How Much? For What?
Ideally, a couple should save 10–15% of their gross (pre-tax) salary each year. Sure that might seem like a ton of money especially when you’re barely making ends meet, but a little planning and discipline and you’ll come close.
Know your money goals. What’s the amount you’ll need to buy, say, a new hybrid car or a house? Write down no more than three goals in each of the following categories:
--Short-term (six months or less)
--Medium-term (one to three years)
--Long-term (three or more years)
Put a cost next to each goal, and a time frame for reaching it. Now, compare lists identifying the crossover, and finalizing your goals.The Big Three
Every couple should get cracking on the following three investments ASAP:
1. Down payment on a house. “Home ownership offers considerable tax advantages,” Deborah says. “You can deduct mortgage interest and real estate taxes, and it forces you to save, but you’re building equity in something that will likely increase in value.”

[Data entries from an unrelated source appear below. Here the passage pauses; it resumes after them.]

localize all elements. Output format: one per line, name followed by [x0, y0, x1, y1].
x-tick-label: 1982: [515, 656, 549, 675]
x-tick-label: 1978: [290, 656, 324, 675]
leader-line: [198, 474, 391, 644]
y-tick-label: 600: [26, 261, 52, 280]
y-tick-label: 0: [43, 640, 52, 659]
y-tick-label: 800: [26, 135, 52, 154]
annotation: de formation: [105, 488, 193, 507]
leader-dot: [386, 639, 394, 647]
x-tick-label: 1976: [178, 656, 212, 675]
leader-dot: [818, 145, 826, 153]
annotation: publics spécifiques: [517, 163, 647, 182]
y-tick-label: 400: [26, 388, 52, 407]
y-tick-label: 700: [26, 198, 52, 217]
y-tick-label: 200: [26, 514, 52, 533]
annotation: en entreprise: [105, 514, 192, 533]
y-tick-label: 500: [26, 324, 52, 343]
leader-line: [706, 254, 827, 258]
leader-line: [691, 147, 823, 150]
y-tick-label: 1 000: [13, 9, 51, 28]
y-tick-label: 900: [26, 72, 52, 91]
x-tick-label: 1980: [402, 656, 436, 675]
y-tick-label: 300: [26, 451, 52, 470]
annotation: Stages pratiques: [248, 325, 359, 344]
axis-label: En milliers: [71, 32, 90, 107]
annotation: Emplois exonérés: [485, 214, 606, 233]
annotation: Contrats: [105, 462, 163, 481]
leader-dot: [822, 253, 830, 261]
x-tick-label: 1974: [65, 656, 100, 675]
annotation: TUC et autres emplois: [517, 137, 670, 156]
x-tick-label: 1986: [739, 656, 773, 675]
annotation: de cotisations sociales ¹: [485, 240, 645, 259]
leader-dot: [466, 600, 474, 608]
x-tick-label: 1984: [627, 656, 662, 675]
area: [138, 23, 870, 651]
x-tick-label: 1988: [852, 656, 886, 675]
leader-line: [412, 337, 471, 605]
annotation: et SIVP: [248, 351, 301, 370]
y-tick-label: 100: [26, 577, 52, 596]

2. Retirement. “You’re going to be pretty much on your own at that age,” Deborah says. “And that isn’t me trying to scare anyone or be an alarmist. It’s reality.” In other words, if you’re not contributing to your 401(k), begin.
3. Emergency fund—roughly three to six months of living expenses. It’s a piggy bank you should never break into without dire need. For example, one of you might switch jobs and suffer a huge lag between paychecks, the car could crap out for no reason, or you could snowboard into a tree. Life’s uncertain, but having an emergency fund will definitely ease financial pain.
Determine your risk tolerance based on how fast you want your money to grow and how soon you’ll need the money. Do you want to invest in risky individual stocks and possibly get a higher return or would you rather just put it in autopilot with index funds that are based on market performance. (These have returned about 8% a year over the last 10 years.)
If you plan on buying a house in the next year, then you should keep your money more liquid—meaning choose 3 month Treasury Bills with a return of about 4% and a purchase fee over maxing out your 401K and risking penalties when you take the money out.
Wondering if you should you see a financial planner? The short answer is: Definitely. A financial planner will help you avoid making costly mistakes, like getting the wrong kind of insurance. They can also help you make the most of your retirement savings -- an advantage not to be underestimated -- by reviewing your 401(k) plan offerings and making recommendations based on your goals and risk tolerance. If you don’t have a 401(k) option, a planner can even advise you which type of IRA to set up using the same criteria.